Ao alcançarmos a cidade, todos na caminhonete param de conversar e contraem os lábios, com o rosto pálido. Marcus desvia de buracos no asfalto do tamanho de pessoas e pedaços de ônibus quebrados. O trajeto fica mais fácil quando deixamos o território dos sem-facção e entramos na parte mais limpa da cidade.

De repente, ouço tiros. Dessa distância, eles soam como estalos.

Por um segundo, fico desorientada, e tudo o que consigo ver são os líderes da Abnegação de joelhos sobre a calçada e os membros da Audácia com o rosto inexpressivo e armas nas mãos; tudo o que consigo ver é minha mãe virando-se para receber os tiros e Will desabando no chão. Mordo meu punho para não soltar um grito, e a dor me traz de volta ao presente.

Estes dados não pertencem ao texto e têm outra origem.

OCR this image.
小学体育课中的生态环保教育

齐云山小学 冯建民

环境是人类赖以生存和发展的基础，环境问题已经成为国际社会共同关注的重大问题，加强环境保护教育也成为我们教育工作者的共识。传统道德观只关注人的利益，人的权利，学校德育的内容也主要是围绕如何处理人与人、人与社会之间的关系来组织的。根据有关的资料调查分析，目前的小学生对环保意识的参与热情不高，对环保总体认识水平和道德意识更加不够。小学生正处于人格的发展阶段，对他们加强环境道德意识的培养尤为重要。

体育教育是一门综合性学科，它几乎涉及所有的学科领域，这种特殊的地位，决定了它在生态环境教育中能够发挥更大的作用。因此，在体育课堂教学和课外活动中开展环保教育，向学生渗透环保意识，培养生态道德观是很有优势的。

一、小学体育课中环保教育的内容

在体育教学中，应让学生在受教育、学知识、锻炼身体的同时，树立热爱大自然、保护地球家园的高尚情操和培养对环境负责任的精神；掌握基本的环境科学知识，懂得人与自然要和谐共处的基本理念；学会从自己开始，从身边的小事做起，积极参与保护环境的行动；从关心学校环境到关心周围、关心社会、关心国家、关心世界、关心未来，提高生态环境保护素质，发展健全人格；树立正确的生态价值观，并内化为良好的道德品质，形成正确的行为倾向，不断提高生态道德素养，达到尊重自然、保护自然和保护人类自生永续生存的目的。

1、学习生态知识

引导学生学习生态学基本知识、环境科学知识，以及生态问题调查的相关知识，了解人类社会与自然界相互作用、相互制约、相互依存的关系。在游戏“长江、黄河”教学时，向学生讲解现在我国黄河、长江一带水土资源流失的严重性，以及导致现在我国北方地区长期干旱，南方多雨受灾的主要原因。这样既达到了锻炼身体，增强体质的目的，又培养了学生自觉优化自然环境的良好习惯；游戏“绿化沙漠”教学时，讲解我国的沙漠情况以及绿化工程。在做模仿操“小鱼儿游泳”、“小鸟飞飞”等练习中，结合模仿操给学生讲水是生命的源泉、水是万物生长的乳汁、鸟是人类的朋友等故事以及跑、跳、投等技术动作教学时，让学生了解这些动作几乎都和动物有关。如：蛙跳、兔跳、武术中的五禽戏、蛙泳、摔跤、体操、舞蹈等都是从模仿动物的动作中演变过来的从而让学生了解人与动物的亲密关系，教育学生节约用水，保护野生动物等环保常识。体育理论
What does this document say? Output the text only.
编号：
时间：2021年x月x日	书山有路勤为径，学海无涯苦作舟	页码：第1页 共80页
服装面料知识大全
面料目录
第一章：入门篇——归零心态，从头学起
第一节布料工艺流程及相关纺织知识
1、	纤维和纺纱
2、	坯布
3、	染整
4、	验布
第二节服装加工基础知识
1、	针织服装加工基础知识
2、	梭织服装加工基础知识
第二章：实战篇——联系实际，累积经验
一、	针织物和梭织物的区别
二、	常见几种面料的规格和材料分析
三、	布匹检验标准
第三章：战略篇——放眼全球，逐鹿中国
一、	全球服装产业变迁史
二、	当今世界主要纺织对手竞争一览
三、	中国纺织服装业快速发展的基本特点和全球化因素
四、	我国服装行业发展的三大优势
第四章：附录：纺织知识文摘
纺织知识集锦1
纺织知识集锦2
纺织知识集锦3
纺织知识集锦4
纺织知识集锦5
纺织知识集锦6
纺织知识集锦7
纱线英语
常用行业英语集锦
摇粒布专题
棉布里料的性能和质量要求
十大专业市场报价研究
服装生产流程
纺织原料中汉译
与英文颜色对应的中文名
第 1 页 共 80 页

Abandonando o comboio de caminhonetes, Marcus vira na avenida Madison e, quando estamos a apenas duas quadras da avenida Michigan, onde a batalha está sendo travada, ele entra em um beco e desliga o motor.

Fernando pula para fora da carroceria e me oferece a mão.

— Vamos, Insurgente — diz ele, piscando.

— O quê? — pergunto. Seguro seu braço e deslizo para fora da caminhonete.

Ele abre a bolsa sobre a qual estava sentado. Está cheia de roupas azuis. Ele as vasculha, jogando peças para mim, Rebecca e para Christina. Fico com uma camiseta azul e uma calça jeans.

— Insurgente. Substantivo. Uma pessoa que age em oposição à autoridade estabelecida, mas que não é necessariamente considerada agressiva.

Ignoro o questionamento de Christina sobre o garoto dar nome à tudo e observo Rebecca... Ela anda distante desde que voltou da Erudição, não acho estranho, porque sei que deve ter passado por coisas terríveis... Também não fiquei impressionada quando me contou sobre Marcus e que ela estava pensando em seguir o plano dele, afinal, Rebecca é totalmente capaz de fazer o que for para interesse próprio, até mesmo deixar o namorado para trás.

Mas ela está calma demais.

Vestimos nossas novas roupas nos escondendo atrás da caminhonete. Penteio o cabelo para alisá-lo, depois o prendo atrás das orelhas.

— Deixa eu ajudar você — diz Cara. Ela afasta uma mecha de cabelo do meu rosto e prende-a com um grampo prateado, como as garotas da Erudição costumam fazer.

Rebecca está amarrando seu enorme cabelo, mamãe costumava não cortar muito seus cabelos, papai não parecia notar, mas eu sabia que mamãe adorava os grandes cachos de Becky.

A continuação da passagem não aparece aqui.